Acaba de cumplirse un quinquenio del último golpe de Estado en Paraguay, y de nuevo los partidos, movimientos y organizaciones sociales están perdiendo la oportunidad de encauzar políticas correctivas al marasmo estatal que padece el país.
Hace cinco años, el 22 de junio de 2012, fuerzas locales obedientes a consorcios estadounidenses del agronegocio y el extractivismo condenaron al presidente Fernando Lugo en un juicio político desquiciado, sin un mínimo fundamento moral ni jurídico, poniendo fin al mejor y también más ingenuo gobierno que ha tenido Paraguay en las últimas siete u ocho décadas.
La entonces embajadora de Estados Unidos, Liliana Ayalde, fue pieza clave en el montaje del plan golpista que, entre almuerzos y cenas, fue reclutando esbirros locales, entre ellos el vicepresidente Federico Franco, del Partido Liberal. La “Operación Paraguay” comprendió incluso, una semana antes del juicio político a Lugo, el asesinato de 11 campesinos y de seis policías, pretexto planificado para que el parlamento calificara al presidente de inepto y lo destituyera.

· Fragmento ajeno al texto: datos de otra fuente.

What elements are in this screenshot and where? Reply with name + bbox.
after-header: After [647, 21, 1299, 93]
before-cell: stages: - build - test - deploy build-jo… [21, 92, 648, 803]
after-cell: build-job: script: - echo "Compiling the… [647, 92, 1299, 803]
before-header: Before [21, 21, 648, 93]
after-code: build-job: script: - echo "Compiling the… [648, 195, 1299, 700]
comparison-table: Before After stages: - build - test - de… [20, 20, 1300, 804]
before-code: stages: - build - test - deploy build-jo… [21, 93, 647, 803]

Al ex obispo, un enigmático personaje de pensamiento difícil de describir hasta hoy, la derecha golpista sólo debería agradecerle, porque la política del Ejecutivo en los cuatro años que duró su truncado mandato para nada afectó a las viejas estructuras del poder semifeudal imperante en el país.
Cuando el ex dictador Alfredo Stroessner fue separado del sillón por sus más próximos vasallos, la coyuntura fue capitalizada con inteligencia por la Usaid y otras agencias del espionaje estadounidense que habían comprendido muy bien que la oposición al tiranosaurio era más emocional que revolucionaria. La respuesta táctica, exitosa hasta hoy, fue llenar el país de Ong bien financiadas, a cargo de buena parte de los líderes jóvenes, lo cual desbarató el abanico de la resistencia que aún hoy continúa sin identificarse, y menos articularse. La actividad política enmudeció y la transición hacia un sistema democrático se paralizó en una simple transacción cuartelera-empresarial con una figuración lastimosa de los aparatos partidarios y la desaparición de la militancia juvenil, que recién hace dos años se ha empezado a recomponer –el hecho político quizás más positivo de la actualidad.
La división campea en el mapa político paraguayo. Sólo aparece unida y disciplinada la Federación Nacional Campesina, aunque tocando techo, tras casi un cuarto de siglo reclamando tierra con sus marchas anuales sobre Asunción sin lograr sensibilizar a los poderes ni a la ciudadanía. Sus conductores sostienen sin embargo con optimismo que contribuyen “a reforzar la conciencia ideológica de la gente, con el firme propósito de construir una patria para todos”.
El Partido Colorado, que implosionó en 2008 por la victoria de Lugo, sigue alquilado por el presidente y megaempresario Horacio Cartes, que lo usó como trampolín para encumbrarse. El vacío opositor ha permitido que el dinero mal habido predomine en las decisiones políticas, consagrando el absolutismo de Cartes en el control de la Corte Suprema y la Fiscalía General, el Consejo de la Magistratura y el Jurado de Enjuiciamiento de Magistrados.
No obstante, a diez meses de las elecciones nacionales y en medio de un clima político confuso, el presidente se deteriora. Ha perdido el bastón aunque conserva la lapicera, y, alejado del pueblo, despierta desconfianza entre sus propios patrones, incluso de la Casa Blanca, como se desprende de la afanosa búsqueda de méritos que expresa en la Oea su canciller, el estronista Eladio Loizaga, fanatizado por asociarse al secretario general, Luis Almagro, en la cruzada contra Venezuela.
Cartes, prometedor futbolista en su rutilante adolescencia, desde muy joven hábil piloto para todo servicio transfronterizo con nexos en la intimidad estronista, devino empresario exitoso luego de estafar en varios millones de dólares al Banco Central, por lo que, según crónicas de la época, terminó condenado a prisión. El dinero siempre ha sido su principal aliado y el motor de su vida, pero parece que habría entrado a traicionarlo en su aventura de aprendiz de político.